Step 4. Find a Suitable Devbox Package
Instead of downloading Magento 2 from the official website on your own, you can use Magento devbox to speed up the setup process. For example, let’s use Magento Fast VM. It’s a good candidate for our Magento 2 install guide.
Go to the project location and clone this project into your future Magento 2 folder:
git clone //github.com/zepgram/magento2-fast-vm.git
Copy and paste ssh.example folder, rename it to ssh and put your id_rsa and id_rsa.pub keys inside.
To create your RSA keys, use PuttyGen in the configuration as shown below:
What we do here is we generate RSA SSH-2 keys for our developer environment, then put them into id_rsa and id_rsa.pub files respectively.
Step 5. Put Magento Credentials into the YAML Config File
Rename config.yaml.example into config.yaml. Open the file and find the composer section. You need to change user variables to your Magento 2 account keys. Replace magentoUsernameKey and magentoPasswordKey with your actual M2 credentials.
This is where you can find them:
Step 6. Setup Vmconf in the YAML Config File
Vmconf is the uppermost section of the YAML config file. It’s important that you configure it correctly. The default values that you find there need to be changed according to your actual needs.
In this example, we install M2 to magento2-test.local (change URL and host_name to this) with Network IP 10.0.0.210 (look up in host file).
Step 7. Uncomment v.gui=true in Vagrantfile
Uncomment the option # v.gui=true in Vagrantfile, you can comment it back after the first installation.
We should mention that this step is kind of optional. We ran Vagrant without uncommenting v.gui and nothing bad happened. But if you experience any issues, keep in mind that this step might save you some pain in the future.
Step 8. Vagrant Up!
Time to test what we’ve achieved. Run vagrant up and see what happens. After 15 or 20 minutes of downloading Magento, you will hopefully get a fully functioning local Magento 2 install.

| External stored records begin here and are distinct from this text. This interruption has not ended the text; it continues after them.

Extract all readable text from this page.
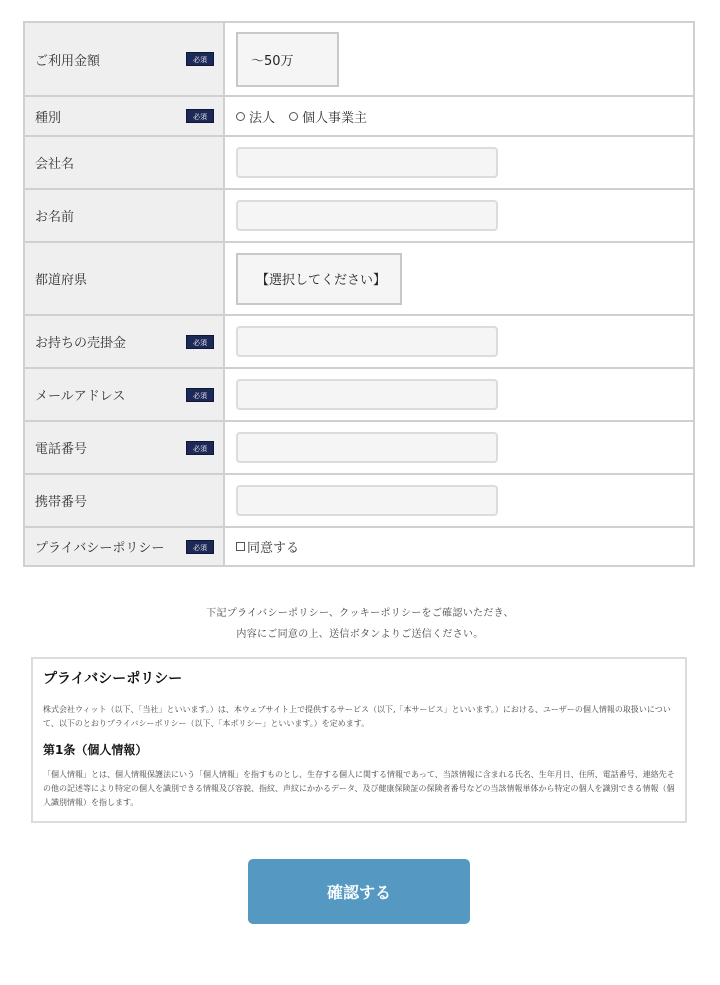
ご利用金額	必須	〜50万
種別	必須	法人 個人事業主
会社名
お名前
都道府県	【選択してください】
お持ちの売掛金	必須
メールアドレス	必須
電話番号	必須
携帯番号
プライバシーポリシー	必須	同意する
下記プライバシーポリシー、クッキーポリシーをご確認いただき、
内容にご同意の上、送信ボタンよりご送信ください。
プライバシーポリシー

株式会社ウィット（以下、「当社」といいます。）は、本ウェブサイト上で提供するサービス（以下,「本サービス」といいます。）における、ユーザーの個人情報の取扱いについて、以下のとおりプライバシーポリシー（以下、「本ポリシー」といいます。）を定めます。

第1条（個人情報）

「個人情報」とは、個人情報保護法にいう「個人情報」を指すものとし、生存する個人に関する情報であって、当該情報に含まれる氏名、生年月日、住所、電話番号、連絡先その他の記述等により特定の個人を識別できる情報及び容貌、指紋、声紋にかかるデータ、及び健康保険証の保険者番号などの当該情報単体から特定の個人を識別できる情報（個人識別情報）を指します。

確認する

Use vagrant ssh to access your local Magento server.
In this example, we’ve installed Magento 2 at //magento2-test.local. So this is the address you’ll use to interact with the site.

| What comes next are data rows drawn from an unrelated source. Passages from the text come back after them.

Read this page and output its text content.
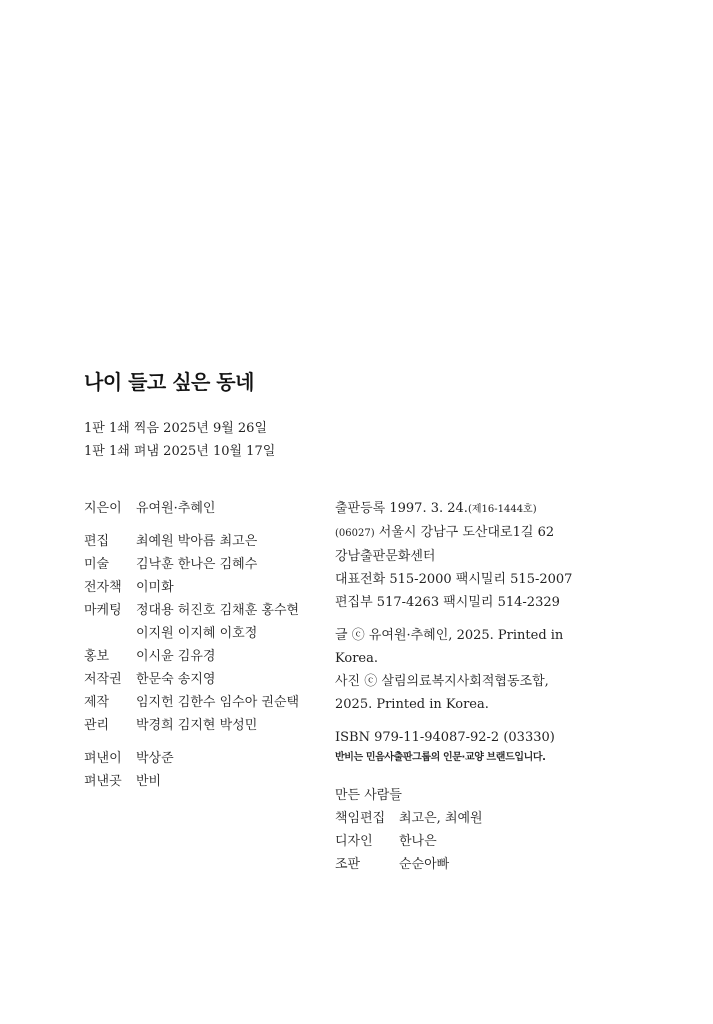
나이 들고 싶은 동네
1판 1쇄 찍음 2025년 9월 26일
1판 1쇄 펴냄 2025년 10월 17일
지은이 유여원·추혜인
편집 최예원 박아름 최고은
미술 김낙훈 한나은 김혜수
전자책 이미화
마케팅 정대용 허진호 김채훈 홍수현
이지원 이지혜 이호정
홍보 이시윤 김유경
저작권 한문숙 송지영
제작 임지헌 김한수 임수아 권순택
관리 박경희 김지현 박성민
펴낸이 박상준
펴낸곳 반비
출판등록 1997. 3. 24.(제16-1444호)
(06027) 서울시 강남구 도산대로1길 62
강남출판문화센터
대표전화 515-2000 팩시밀리 515-2007
편집부 517-4263 팩시밀리 514-2329
글 ⓒ 유여원·추혜인, 2025. Printed in Korea.
사진 ⓒ 살림의료복지사회적협동조합, 2025. Printed in Korea.
ISBN 979-11-94087-92-2 (03330)
반비는 민음사출판그룹의 인문·교양 브랜드입니다.
만든 사람들
책임편집 최고은, 최예원
디자인 한나은
조판	순순아빠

If you still have trouble running Vagrant successfully, visit your hosts file and make sure that the VM correctly adds its name to the hosts file. Go to C:\Windows\System32\drivers\etc\hosts and check that it has the following line:
What we need here is we want to resolve 127.0.0.1 localhost to the VM. You can also see I already have auto-generated Vagrant lines for my other Magento installs and also this new one.
Everything looks good? Fire up! Checking… And it’s up! Happy developing.